COX-2 is involved in inflammatory responses and COX-2 inhibitors are used as nonsteroidal anti-inflammatory drugs (22). To identify if Res is a potential COX-2 inhibitor, a molecular docking assay was performed on the X-ray crystal structures of COX-2 and the ligand Res (Fig. 4A-C). Auto Dock data showed that Res formed six hydrogen bonds with COX-2 at residues H39, R44, D125 and G135. H39 and R44 belong to the epidermal growth factor-like domain of COX-2 and D125 and G135 belong to the C-terminal globular catalytic domain of COX-2. An immunofluorescence assay and western blot analysis were used to detect spinal COX-2 location and expression, respectively.

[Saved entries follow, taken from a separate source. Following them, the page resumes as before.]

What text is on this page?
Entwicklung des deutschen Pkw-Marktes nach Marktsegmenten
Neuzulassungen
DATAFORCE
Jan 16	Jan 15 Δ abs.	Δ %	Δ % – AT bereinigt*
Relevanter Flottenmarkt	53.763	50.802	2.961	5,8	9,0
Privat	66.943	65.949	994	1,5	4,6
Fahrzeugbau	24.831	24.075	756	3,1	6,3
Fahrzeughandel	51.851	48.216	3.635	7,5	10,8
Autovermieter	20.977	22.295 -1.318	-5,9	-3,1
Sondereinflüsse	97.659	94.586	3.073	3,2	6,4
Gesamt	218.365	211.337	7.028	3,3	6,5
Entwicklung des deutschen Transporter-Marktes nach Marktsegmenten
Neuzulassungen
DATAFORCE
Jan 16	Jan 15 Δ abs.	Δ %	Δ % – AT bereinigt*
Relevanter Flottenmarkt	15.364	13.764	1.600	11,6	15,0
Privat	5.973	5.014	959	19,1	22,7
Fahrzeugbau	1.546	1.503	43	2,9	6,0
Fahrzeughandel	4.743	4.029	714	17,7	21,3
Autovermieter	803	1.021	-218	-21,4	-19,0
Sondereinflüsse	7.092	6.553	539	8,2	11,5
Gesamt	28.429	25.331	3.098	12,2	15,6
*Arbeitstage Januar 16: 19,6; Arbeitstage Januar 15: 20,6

The fluorescence intensity of spinal COX-2 was increased in the OXA group with a relative fluorescence intensity of 1.26±0.08 (P<0.05 vs. Control; Fig. 4D and E). Res exerted an inhibitory effect on COX-2 expression, which showed a relative fluorescence intensity of 0.93±0.09 (P<0.05 vs. OXA; Fig. 4D and E). Western blot analysis indicated that COX-2 expression was upregulated in the OXA group (Fig. 4F) showing a relative gray value of 1.76±0.03 (P<0.05 vs. Control; Fig. 4G). The present data indicated that spinal COX-2 was upregulated after OXA administration. The upregulated COX-2 expression was reduced following Res treatment (Fig. 4F) with a relative gray value decreased to 1.06±0.04 (P<0.05 vs. OXA; Fig. 4G).

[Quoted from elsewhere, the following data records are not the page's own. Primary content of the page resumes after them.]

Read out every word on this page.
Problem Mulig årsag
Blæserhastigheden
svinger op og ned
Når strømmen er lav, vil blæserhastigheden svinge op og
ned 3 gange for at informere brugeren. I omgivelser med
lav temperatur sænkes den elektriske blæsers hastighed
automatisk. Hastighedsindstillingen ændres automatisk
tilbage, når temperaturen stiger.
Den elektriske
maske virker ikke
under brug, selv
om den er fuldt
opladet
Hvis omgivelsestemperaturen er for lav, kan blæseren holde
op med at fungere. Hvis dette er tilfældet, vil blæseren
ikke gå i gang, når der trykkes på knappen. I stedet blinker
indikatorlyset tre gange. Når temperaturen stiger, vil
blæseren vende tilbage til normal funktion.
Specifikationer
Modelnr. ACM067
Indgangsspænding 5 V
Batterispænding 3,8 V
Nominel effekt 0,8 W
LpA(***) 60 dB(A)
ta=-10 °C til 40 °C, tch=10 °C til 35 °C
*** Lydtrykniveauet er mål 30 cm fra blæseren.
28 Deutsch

The effect of Res on NF-κB was detected using an immunofluorescence assay and western blot analysis. The relative fluorescence intensity of spinal NF-κB in the OXA group was significantly increased to 1.45±0.12, while Res treatment in the OXA + Res group reduced the increase in relative fluorescence intensity to 1.17±0.13 (P<0.05 vs. OXA; Fig. 5A and B). The relative expression levels of the spinal NF-κB protein were significantly increased to 1.55±0.02 in the OXA group (P<0.05 vs. Control; Fig. 5C and D), whereas these were significantly decreased to 1.12±0.01 in the OXA + Res group compared with the OXA group (P<0.05; Fig. 5C and D).

C6 rat glioma cells were treated with TNF-α to induce inflammation. Western blot analysis indicated an increase in COX-2 and IL-1β expression in TNF-α-treated cells that was significantly reduced in the TNF-α + Res group (Fig. 6A). The relative expression levels of COX-2 and IL-1β in the TNF-α-treated group were 1.49±0.32 and 1.51±0.08, respectively (P<0.05 vs. Control; Fig. 6B), while in the TNF-α + Res group these were 1.04±0.05 and 0.99±0.04, respectively (P<0.05 vs. TNF-α; Fig. 6B). The ROS production marked by DCFH-DA was used to analyze the effect of Res on ROS production. Res treatment reduced the TNF-α-induced high ROS levels (Fig. 6C) and the relative ROS fluorescence intensities in the TNF-α and TNF-α + Res groups were 1.47±0.17 (P<0.05 vs. Control; Fig. 6D) and 1.11±0.10 (P<0.05 vs. TNF-α; Fig. 6D), respectively.

The present results demonstrated that intrathecal injection of Res inhibited COX-2 expression, reduced high ROS levels, decreased spinal inflammation and relieved OXA-induced neuropathic pain (Fig. 7).